LAVORO

Metamorfosi del salario

Con lo sviluppo del modo di produzione capitalistico il salario nasce come “paniere di sussistenza”, dunque avulso dal valore del lavoro prestato. La differenza tra l’uno e l’altro (cioè tra valore del lavoro e salario) rappresenta -secondo Marx- il plusvalore, base del profitto e dello sfruttamento di chi realmente produce ricchezza.

Due secoli e più di conflitto tra capitale e lavoro, non sono riusciti a demolire questa vergogna. Ne ha, tuttavia, mitigato la ferocia classista, in termini di diritti, libertà e tutele: è il compromesso realizzato dal welfare state, vero lascito del Secolo breve.

Oggi, dopo vent’anni di globalizzazione neoliberista, di mercificazione e precarizzazione degli stessi rapporti umani, il salario non è più la punta di diamante del conflitto, in grado di assicurare quella esistenza “libera e dignitosa” su cui insiste la nostra Carta del ’48. Risucchiato dal buco nero dell’ultraprecarietà, fagocitato dalla nuova congerie contrattualistica, annegato nel mare magnum della rivoluzione digitale, il salario è diventato evanescente come lo stesso salariato, salvo poi materializzarsi (l’uno e l’altro) in forma e lemma nuovi, utili a celare sotto il falso mito di una ritrovata libertà uno sfruttamento ancora più feroce, perché divenuto auto-sfruttamento che non garantisce più nemmeno la sussistenza. E’ la nuova frontiera della Sharing economy, di cui ci parla Roberto Ciccarelli nel suo “Forza lavoro” o, con accenti diversi, Staglianò e Marta Fana in loro recenti lavori.

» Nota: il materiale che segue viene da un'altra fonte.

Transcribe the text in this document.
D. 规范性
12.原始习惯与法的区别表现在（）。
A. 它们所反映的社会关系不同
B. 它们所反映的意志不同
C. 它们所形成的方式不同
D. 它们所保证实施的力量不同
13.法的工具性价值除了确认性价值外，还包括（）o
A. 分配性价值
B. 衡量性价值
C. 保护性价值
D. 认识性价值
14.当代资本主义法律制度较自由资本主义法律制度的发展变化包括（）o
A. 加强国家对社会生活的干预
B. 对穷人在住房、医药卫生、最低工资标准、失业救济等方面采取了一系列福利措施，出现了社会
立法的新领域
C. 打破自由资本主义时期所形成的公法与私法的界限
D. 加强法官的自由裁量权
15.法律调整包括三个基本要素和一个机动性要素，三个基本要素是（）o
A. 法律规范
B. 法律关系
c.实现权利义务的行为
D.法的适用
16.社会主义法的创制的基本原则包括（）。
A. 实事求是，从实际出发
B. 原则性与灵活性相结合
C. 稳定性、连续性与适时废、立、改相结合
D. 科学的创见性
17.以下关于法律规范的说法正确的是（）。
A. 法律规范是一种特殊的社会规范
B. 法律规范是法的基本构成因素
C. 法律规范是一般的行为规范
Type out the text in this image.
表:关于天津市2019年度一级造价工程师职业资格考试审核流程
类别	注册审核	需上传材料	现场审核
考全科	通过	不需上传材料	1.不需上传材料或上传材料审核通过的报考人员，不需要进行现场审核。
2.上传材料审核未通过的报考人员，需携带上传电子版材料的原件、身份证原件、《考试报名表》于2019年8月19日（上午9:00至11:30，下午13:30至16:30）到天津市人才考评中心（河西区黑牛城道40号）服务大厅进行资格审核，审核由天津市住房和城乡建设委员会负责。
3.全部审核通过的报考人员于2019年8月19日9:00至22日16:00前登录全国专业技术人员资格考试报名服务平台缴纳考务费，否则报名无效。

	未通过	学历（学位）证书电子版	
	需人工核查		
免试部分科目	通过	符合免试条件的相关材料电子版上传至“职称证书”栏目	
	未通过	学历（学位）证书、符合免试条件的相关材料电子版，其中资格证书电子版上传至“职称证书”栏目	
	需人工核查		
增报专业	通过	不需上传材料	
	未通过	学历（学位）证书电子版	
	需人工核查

E infatti, cosa accomuna gigworkers e clickworkers, startuppers e via discorrendo (che non esauriscono certo il panorama degli “occupati”) alla massa di quanti, giovani e meno giovani, una occupazione non la cerca nemmeno più? La risposta è: un drammatico problema di reddito! Per cui, di fronte al vuoto di proposte della sinistra (o, peggio, alle sue responsabilità nella determinazione del disastro) non c’è da meravigliarsi se il pentastellato reddito di cittadinanza abbia incontrato il favore di così tanti elettori, soprattutto, e non a caso, nel Mezzogiorno d’Italia. Certo, si può (e si deve) insistere sull’insufficienza (e sull’opacità) dell’iniziativa, sulla necessità di accompagnarla a incisivi provvedimenti normativi (nazionali ed europei) in grado di modificare gli odierni meccanismi di accumulazione e di polarizzazione della ricchezza, etc. Ma una cosa è certa, nelle condizioni date, è un passo ineludibile.